Metti un piatto da Impronte
La novità da tenere d’occhio

Un piatto di risotto con il quinto quarto di vitello. Preparato con Riso Acquerello Carnaroli, mantecato classicamente alla parmigiana, completato con frattaglie: animelle, cuore e midollo. Finito con Aceto Balsamico di Modena invecchiato e una spolverata di cacao amaro. La polvere di cacao, sottilissima, si mescola con il filo di aceto balsamico, quasi si impasta, si invischia, creando una consistenza nuovissima, oltre a un sapore non comune. Ma prima che un fatto di gusto è una reminiscenza di quel vecchio trucco che suggerisce di aggiungere un po’ di cioccolato ai lunghissimi stufati di carne. Poco importa se non ve ne siete accorti, lo scopo dello chef non è riproporvi un ricordo o una lezioncina di cucina popolana ma costruire un piatto ricco e profondo. Cristian Fagone è lo chef, Francesca Mauri l’anima della sala, 28 anni lui, 27 lei, marito e moglie.

 

 

Un locale elegante e moderno. Quale filosofia abbiano sposato i due giovani quando hanno aperto Impronte in via Baioni 38 lo si capisce subito, basta varcare la porta d’ingresso. Uno spazio elegante, accogliente, moderno. Prima della ristrutturazione era una vecchia rimessa per pullman, forse lo si può intuire ancora dall’alto soffitto ad arco, ma per il resto sembra tutto disegnato appositamente per le mani di Christian e i passi di Francesca. Giovanissimi e decisamente determinati a fare bene.

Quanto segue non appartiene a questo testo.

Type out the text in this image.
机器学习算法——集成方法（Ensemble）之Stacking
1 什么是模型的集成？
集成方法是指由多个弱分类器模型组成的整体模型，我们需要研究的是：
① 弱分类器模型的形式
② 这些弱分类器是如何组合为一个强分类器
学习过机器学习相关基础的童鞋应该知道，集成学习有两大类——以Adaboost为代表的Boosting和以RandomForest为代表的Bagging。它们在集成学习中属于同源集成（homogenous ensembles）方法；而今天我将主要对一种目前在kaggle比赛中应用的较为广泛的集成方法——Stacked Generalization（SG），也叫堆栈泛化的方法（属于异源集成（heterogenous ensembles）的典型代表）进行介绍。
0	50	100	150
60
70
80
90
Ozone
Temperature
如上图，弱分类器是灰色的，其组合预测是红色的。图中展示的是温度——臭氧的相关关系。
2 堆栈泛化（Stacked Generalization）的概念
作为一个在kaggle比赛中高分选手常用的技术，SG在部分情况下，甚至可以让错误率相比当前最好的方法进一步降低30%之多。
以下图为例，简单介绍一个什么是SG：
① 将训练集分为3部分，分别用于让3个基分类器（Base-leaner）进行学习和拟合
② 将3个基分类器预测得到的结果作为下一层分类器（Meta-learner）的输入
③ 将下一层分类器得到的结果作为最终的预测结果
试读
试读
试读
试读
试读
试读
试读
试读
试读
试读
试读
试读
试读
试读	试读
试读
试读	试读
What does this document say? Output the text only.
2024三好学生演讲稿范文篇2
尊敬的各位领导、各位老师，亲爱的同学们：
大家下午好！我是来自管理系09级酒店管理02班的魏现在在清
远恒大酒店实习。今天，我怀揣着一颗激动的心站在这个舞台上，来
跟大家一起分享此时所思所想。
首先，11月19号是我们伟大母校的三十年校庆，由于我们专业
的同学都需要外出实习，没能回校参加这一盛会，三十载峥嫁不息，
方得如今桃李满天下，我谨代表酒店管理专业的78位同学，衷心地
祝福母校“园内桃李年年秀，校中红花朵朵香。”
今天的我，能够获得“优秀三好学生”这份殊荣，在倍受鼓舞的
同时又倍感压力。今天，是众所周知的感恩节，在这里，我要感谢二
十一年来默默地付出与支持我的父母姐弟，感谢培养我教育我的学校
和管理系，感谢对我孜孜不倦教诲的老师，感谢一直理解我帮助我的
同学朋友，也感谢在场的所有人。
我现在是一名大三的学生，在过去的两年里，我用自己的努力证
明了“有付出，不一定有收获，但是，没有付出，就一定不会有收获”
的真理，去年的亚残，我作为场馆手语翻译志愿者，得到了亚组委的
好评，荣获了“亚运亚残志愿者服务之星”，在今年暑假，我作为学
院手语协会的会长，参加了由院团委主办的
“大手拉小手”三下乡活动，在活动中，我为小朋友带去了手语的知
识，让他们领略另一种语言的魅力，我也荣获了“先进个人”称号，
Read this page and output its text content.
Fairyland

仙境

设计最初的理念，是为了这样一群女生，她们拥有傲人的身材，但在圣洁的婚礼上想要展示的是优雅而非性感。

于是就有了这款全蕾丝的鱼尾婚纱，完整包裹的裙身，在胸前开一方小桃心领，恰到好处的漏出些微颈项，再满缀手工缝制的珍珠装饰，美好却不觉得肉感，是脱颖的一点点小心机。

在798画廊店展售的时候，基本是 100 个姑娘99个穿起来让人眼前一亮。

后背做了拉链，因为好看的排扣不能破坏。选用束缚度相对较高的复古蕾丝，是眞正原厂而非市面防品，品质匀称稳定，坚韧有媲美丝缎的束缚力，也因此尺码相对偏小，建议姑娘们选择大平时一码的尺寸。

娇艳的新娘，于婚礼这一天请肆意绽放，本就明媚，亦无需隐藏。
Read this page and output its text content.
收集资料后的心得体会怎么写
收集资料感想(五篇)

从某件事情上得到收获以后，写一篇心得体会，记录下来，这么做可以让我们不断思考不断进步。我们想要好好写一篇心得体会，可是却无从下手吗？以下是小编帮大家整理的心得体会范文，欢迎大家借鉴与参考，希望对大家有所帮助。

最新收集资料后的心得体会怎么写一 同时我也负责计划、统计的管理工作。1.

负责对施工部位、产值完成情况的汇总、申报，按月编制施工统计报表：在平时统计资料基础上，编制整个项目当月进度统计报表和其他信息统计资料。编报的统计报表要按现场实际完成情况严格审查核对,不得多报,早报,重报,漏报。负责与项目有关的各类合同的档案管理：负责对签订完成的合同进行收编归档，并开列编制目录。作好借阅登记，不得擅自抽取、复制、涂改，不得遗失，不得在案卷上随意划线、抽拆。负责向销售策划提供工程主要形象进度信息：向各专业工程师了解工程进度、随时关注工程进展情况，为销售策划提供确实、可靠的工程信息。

Il servizio e l’accoglienza. Entrambi sono consapevoli che i bergamaschi sanno scegliere bene dove andare a mangiare, per questo si sono impegnati a creare un luogo elegante ma alla mano, a metà tra il formale e l’informale, dove mettere effettivamente in scena un’idea e presentare il pensiero che si muove dietro i fornelli, ma soprattutto, da buoni frequentatori di ristoranti, si sono concentrati molto sul servizio di sala (che in questo periodo sta vivendo, forse, la sua renaissance). Serviti bene, si mangia meglio, ma bene qui non significa solo veloci e con cortesia, ma soprattutto cura delle piccole cose. Una cura è dichiarata quando ti spiegano che il tavolo non ha tovaglia perché volevano mettere in mostra il piano di rovere scelto apposta come fosse «un ingrediente non commestibile».

La carbonara di mare. Il menù vuole essere semplice, stagionale e fortemente personale, caratterizzato da gusti decisi ma mai troppo intellettuali. La Carbonara di mare è uno dei piatti a cui lo chef è più legato. La prepara con una base di aglio, olio e peperoncino abbastanza decisa, a questo viene aggiunta come condimento dall’e mu lsione di bottarga di muggine, olio extravergine d’oliva e acqua di cottura delle vongole. Il tocco finale è l’essenza allo zenzero a piatto finito. Cosa si ottiene? Un trompe-l’oeil. Un piatto di pasta condito con i colori e le consistenze della classica ricetta romana, ma che alla bocca ha un gusto salino, costiero, filettato dalla piccantezza e dalla freschezza dello zenzero.

 

 

E poi il Polpo e patate e i dolci. Il Polpo e patate è molto buono nella sua semplicità. Due ingredienti arcinoti sono il pretesto per offrire qualcosa di nuovo. Il polpo carnoso è cotto in acqua e passato in padella per renderlo croccante. Un sentore di brace dato da un goccio di olio alla cenere e una crema di patata molto lattica che si fonde con il gusto arrostito. Tre sono i dolci per il momento. Due molto rassicuranti, tra preparazioni classiche e classicissime, come il tortino al cioccolato con gelato, messo in carta per non distanziarsi troppo, a fine pasto, dalla natura dei piatti. Ma già si intromette qualche esperimento interessante come Carota, zenzero, aneto e pistacchio. Molto più ardito rispetto agli altri ma senza essere eccessivamente tecnico.

Aperti da poco meno di due mesi, sono già uno dei nomi più chiacchierati e gli appassionati si sono già messi in moto per provare e sapere se farne o meno un nuovo punto di ritrovo.